Моя матушка пользовалась большим успехом в доме отдыха. Она всегда пользовалась успехом в обществе, хотя я постоянно сгорала от стыда за нее. Мне казалось, что моя мать – верх несовершенства. Она громко чавкала, некрасиво двигалась и не по делу хохотала. Я беспрерывно осыпала ее зудящими замечаниями. Однако окружающие ее очень любили и вовсе не замечали всех этих недостатков. Они считали ее умной, рассудительной и со вкусом одетой. Моя мама ходила в сером костюме, сшитом в ателье, голубом берете, чуть сдвинутом набок, в крепдешиновой (в горох) кофточке и была, как я понимаю сейчас, действительно очень мила. Жили мы в 16 метрах, в длинной полутемной комнате, в большой многосемейной квартире. Отец писал докторскую диссертацию. Брат лепил портреты и барельефы, изображающие сильных мужчин с выпуклыми бицепсами, я училась в музыкальной школе и тренькала на отвратном инструменте «Красная заря», полностью отшибавшем у меня и музыкальный слух, и музыкальные способности. Какие-то пьесы Майкопара, инвенции Баха для начинающих школ и сонатины Черни. Комната была, как пенал, единственно, что из нее можно было бы сделать целых два пенала – пенал на пенале. Она была очень высокая, четыре с половиной метра. Посреди комнаты с потолка свешивалась люстра в стиле модерн с колпаком из разноцветных стекляшек, что составляло мою гордость и любование: можно было выключить свет настольной лампы, в темноте под потолком загорался таинственный разноцветный стеклянный шар.

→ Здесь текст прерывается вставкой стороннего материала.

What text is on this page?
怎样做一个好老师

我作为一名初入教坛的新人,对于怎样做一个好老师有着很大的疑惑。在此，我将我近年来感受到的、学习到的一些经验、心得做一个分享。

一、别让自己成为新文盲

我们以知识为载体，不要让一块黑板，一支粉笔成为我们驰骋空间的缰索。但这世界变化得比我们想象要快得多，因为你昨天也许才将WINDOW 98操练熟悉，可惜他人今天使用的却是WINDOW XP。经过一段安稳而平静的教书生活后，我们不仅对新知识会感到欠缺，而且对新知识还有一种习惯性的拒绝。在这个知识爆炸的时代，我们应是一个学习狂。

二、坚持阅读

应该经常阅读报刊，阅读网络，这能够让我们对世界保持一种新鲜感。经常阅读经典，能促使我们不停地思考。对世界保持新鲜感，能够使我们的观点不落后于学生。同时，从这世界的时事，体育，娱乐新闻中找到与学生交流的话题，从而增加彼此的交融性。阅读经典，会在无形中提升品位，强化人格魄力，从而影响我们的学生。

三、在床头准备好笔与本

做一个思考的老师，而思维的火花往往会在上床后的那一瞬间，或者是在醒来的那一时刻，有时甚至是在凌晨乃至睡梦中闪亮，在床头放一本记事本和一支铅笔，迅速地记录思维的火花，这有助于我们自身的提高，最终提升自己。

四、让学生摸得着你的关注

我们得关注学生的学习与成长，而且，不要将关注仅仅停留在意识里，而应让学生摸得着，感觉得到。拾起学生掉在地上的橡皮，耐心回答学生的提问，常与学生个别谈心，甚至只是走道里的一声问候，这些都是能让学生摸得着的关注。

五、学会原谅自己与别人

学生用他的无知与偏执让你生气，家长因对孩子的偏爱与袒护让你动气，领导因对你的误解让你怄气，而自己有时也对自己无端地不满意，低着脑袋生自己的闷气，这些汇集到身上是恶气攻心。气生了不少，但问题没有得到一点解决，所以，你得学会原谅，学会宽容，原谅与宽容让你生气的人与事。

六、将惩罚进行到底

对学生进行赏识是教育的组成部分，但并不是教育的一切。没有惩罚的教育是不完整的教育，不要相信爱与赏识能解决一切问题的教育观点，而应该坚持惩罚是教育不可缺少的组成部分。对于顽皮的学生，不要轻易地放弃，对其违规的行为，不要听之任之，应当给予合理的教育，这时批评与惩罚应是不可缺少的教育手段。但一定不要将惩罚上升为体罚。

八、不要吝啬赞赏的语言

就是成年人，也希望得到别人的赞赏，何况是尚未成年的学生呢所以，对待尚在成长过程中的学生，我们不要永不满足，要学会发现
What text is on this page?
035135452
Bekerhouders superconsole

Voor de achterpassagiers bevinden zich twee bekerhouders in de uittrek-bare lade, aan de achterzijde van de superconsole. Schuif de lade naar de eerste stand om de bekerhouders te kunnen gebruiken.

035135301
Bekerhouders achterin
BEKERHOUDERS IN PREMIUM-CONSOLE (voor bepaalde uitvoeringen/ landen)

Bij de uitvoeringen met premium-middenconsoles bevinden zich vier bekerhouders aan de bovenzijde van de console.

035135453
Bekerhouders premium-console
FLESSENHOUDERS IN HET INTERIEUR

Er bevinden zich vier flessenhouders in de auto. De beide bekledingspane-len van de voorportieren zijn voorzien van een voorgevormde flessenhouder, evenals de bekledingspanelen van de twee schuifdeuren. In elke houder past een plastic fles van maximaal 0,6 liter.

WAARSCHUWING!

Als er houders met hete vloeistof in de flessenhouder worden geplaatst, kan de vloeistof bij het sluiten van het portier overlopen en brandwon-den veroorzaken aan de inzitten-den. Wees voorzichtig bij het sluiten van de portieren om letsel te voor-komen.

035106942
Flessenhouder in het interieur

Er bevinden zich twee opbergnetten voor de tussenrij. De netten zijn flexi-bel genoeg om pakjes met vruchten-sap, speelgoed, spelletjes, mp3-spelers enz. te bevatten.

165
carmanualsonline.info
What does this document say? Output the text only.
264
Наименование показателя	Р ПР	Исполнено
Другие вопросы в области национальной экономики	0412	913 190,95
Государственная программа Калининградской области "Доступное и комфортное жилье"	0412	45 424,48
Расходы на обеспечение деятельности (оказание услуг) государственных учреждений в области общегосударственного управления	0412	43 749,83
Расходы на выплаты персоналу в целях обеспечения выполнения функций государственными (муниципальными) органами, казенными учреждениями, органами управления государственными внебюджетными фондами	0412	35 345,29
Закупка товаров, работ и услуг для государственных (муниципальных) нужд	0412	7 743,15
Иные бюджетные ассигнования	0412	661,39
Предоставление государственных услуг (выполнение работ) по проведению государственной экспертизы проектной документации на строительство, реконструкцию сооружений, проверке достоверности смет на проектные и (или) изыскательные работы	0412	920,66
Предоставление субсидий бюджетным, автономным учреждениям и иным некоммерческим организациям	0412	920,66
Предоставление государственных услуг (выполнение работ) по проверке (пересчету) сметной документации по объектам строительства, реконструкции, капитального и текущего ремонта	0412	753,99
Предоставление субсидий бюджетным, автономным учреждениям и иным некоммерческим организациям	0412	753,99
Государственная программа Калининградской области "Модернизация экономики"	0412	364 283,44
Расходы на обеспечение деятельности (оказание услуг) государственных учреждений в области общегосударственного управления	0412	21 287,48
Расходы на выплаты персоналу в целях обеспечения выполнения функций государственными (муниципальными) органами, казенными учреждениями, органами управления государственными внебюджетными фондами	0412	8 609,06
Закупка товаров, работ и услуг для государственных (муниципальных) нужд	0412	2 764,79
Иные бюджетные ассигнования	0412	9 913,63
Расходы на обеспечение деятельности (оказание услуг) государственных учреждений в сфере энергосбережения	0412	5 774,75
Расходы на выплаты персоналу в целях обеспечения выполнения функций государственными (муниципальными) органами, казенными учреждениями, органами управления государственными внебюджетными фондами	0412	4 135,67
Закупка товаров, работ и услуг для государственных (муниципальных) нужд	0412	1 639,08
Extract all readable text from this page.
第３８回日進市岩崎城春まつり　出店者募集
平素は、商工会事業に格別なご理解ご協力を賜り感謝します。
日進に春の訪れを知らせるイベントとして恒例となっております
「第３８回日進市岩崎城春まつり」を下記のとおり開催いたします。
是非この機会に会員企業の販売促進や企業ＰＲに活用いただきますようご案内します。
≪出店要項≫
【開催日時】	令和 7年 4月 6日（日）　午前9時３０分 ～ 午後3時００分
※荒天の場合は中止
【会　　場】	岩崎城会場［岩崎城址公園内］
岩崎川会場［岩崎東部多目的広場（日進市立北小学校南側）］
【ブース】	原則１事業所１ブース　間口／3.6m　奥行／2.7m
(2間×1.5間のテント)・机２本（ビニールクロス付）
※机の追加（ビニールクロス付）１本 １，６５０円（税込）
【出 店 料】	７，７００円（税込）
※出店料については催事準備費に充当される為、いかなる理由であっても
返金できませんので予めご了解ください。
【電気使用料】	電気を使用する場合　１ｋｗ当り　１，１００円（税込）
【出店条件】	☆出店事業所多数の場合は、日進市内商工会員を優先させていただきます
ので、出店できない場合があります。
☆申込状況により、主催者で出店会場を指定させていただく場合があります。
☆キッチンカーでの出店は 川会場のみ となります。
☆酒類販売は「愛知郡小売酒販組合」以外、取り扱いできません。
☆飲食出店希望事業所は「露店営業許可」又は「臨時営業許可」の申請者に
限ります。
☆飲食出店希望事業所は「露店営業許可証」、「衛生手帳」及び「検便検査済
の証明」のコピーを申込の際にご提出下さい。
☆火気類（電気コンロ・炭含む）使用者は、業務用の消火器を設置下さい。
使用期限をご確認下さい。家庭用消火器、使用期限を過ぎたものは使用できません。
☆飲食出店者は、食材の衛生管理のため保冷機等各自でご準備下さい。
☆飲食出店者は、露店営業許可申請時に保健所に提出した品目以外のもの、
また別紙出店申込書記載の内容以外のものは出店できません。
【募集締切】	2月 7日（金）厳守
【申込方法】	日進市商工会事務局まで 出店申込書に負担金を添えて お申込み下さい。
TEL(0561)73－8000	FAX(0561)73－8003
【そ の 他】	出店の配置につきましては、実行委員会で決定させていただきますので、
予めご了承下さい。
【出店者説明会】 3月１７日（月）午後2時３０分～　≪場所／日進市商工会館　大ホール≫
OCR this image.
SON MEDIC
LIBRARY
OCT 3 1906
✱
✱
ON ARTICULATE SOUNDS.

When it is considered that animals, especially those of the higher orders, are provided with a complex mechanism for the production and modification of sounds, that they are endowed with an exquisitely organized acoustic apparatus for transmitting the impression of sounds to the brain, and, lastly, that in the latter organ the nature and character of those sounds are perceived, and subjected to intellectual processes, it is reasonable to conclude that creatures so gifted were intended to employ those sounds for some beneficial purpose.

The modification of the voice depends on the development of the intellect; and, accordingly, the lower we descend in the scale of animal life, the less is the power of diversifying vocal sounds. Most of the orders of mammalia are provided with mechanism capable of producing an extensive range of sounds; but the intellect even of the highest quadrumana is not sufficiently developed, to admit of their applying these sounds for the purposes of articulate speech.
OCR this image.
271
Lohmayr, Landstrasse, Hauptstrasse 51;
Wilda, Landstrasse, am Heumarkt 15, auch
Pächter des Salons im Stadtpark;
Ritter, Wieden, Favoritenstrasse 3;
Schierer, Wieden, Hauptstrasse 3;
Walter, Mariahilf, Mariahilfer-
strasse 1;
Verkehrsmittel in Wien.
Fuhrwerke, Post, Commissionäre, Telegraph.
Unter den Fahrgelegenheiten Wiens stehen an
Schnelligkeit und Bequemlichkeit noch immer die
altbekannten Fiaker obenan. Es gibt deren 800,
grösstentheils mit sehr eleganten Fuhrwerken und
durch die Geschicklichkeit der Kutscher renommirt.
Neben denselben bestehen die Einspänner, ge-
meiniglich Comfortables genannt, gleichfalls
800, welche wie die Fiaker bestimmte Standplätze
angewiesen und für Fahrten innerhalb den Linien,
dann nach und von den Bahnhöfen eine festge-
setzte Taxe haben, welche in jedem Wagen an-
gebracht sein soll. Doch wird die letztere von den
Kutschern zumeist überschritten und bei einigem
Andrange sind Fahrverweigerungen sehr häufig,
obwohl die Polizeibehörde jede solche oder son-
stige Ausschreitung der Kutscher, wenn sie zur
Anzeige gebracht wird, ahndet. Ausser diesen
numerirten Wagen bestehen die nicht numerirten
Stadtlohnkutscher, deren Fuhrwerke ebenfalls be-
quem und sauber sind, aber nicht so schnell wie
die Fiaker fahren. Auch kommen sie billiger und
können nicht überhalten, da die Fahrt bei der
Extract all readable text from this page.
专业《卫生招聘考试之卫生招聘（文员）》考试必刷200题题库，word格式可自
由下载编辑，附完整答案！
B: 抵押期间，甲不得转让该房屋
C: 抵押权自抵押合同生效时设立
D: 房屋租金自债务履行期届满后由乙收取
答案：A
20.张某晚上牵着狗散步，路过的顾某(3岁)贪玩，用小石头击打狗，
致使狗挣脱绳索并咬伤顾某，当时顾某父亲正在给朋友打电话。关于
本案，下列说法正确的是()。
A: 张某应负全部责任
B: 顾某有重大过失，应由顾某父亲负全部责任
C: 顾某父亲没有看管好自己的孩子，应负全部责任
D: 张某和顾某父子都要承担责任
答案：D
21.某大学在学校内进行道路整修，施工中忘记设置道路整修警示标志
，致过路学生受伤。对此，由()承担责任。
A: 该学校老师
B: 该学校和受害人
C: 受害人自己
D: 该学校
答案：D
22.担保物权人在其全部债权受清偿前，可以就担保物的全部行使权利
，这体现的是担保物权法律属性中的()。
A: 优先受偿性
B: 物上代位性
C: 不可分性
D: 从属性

Отец спал на раскладушке, между большой полутораспальной железной кроватью, на которой спали мы с матерью, и письменным столом. Будущий доктор наук, так и не получивший докторского звания по причине изгнания из Научно-исследовательского медицинского института, где он работал, в связи с Делом Врачей. Брату места в комнате вообще не хватило: брат спал на квадратном топчанчике в коридоре размером с кухонный столик. Мой длинный гениальный брат никогда не мог распрямиться на своем ложе – надежда всей семьи, отличник учебы и украшение всех студенческих выставок. Закрывался на ночь занавеской, за которой следовали коридорная пыль и темнота. А за ними следовал переход налево в общую кухню, где с пяти утра галдели и жарили котлеты, сплетничали соседки Магдалина Иосифовна, Марья Соломонна и Марь Иванна. Брата кусали клопы, как и всех нас, впрочем; ночью в темноте на него натыкался мой безумный дед в своих шныряниях взад-вперед по коридору между своей пятиметровой отгороженной комнатой и туалетом. Дедушка на старости лет подрядился торговать папиросами с рук. И провонявший старческой мочой, ночной безумной старческой эйфорией, он шарил руками по моему брату, принимая его за своего умершего отца, завернутого в саван, гулко и мерно бубня в темноте слова синагогального еврейского отходняка. Папиросы отмечали путь дедушки, их длинные белые гильзы белели нечетким пунктиром на грязном коридорном полу, дедушка пел козлиным баритончиком еврейские молитвы, штаны его были спущены, борода мелко тряслась, а голова, накануне вымытая в бане по ошибке куском красной мастики, сворованной вместо мыла у невестки Магдалины Иосифовны, эта огненно-красная голова с орлиным носом покачивалась влево-вправо. Неудивительно, что мой брат вырос неврастеником. Отец стелил раскладушку каждый вечер. Выходило, что только у нас с матерью удобное обиталище сна. К разостланной постели можно было протиснуться с большим трудом, в узкую щель между ней и раскладушкой. Это уже было, когда вошли в моду раскладушки, а раньше отец спал на диване, покуда его не выкинули из-за населенности клопами.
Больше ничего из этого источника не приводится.